Shelley Geltzer’s retirement party at KleinLife. Courtesy of Shelley Geltzer

The activities that bring her the most joy are mahjong and knitting blankets and ponchos for herself, her grandchildren and others.

Geltzer and her husband, David, have three daughters, Lauren, Sharie and Rina, and seven grandchildren.

Before she worked for KleinLife, Geltzer directed programs for United Synagogue Youth at her synagogue, Ohev Shalom of Bucks County. She also taught Hebrew school at the Conservative synagogue in Richboro.

Geltzer grew up in a traditional Jewish home.

Her father owned a grocery store in southwest Philadelphia and the family lived above it until she was 9. Then they bought a house in Northeast Philadelphia. Geltzer lived there until 1972 when she married her husband, who became an independent insurance salesman.

“When I was young, it was school and Hebrew school. Anything else that I chose to do had to fit around that schedule,” she said. “There was no question about it.”
Gelzer raised her three daughters the same way in a kosher home.

Shelley Geltzer and family.
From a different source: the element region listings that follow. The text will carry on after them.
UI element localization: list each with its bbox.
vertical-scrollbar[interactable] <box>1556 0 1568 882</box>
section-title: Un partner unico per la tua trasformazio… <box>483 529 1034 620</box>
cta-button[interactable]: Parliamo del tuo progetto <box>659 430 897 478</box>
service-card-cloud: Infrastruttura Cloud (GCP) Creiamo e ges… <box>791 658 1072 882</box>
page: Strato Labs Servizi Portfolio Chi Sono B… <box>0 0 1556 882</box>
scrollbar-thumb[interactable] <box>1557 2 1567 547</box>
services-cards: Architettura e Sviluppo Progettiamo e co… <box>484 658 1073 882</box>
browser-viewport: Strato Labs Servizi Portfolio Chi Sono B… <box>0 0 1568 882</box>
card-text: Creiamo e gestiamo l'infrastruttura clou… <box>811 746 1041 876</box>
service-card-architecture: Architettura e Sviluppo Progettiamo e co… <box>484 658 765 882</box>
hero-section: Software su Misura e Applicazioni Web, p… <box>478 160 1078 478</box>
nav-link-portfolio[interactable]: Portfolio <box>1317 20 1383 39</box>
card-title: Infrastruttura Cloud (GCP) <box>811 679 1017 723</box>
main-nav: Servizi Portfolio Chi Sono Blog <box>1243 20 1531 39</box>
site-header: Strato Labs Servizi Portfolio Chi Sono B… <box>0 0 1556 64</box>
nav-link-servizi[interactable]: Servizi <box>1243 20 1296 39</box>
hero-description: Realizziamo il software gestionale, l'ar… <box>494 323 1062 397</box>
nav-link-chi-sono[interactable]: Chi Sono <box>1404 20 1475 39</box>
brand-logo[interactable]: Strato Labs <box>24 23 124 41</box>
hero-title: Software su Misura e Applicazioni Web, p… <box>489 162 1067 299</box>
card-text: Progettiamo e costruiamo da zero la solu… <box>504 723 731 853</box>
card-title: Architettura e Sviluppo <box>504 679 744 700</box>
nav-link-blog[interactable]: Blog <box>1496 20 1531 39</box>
Courtesy of Shelley Geltzer

“Jewish life is very important to me,” she said. “I didn’t discourage my daughters from doing extracurricular activities, but there was no choice that Hebrew school was a part of their lives, and they didn’t always love that, of course.”

Her daughters went to Camp Ramah. During their college years, they taught Hebrew school. They also traveled to Israel and Poland.

“I think that the continuation of their Judaism and the way they’re raising their families has a great deal to do with us and what we gave them,”
she said.

Her advice to anyone seeking to retire is to “do it while you’re healthy. We don’t know what tomorrow will bring so make time to enjoy life. If you can do it, work part time if you have a job you love. Keep yourself busy by doing what you enjoy the best.”

Ellen Braunstein is a freelance writer.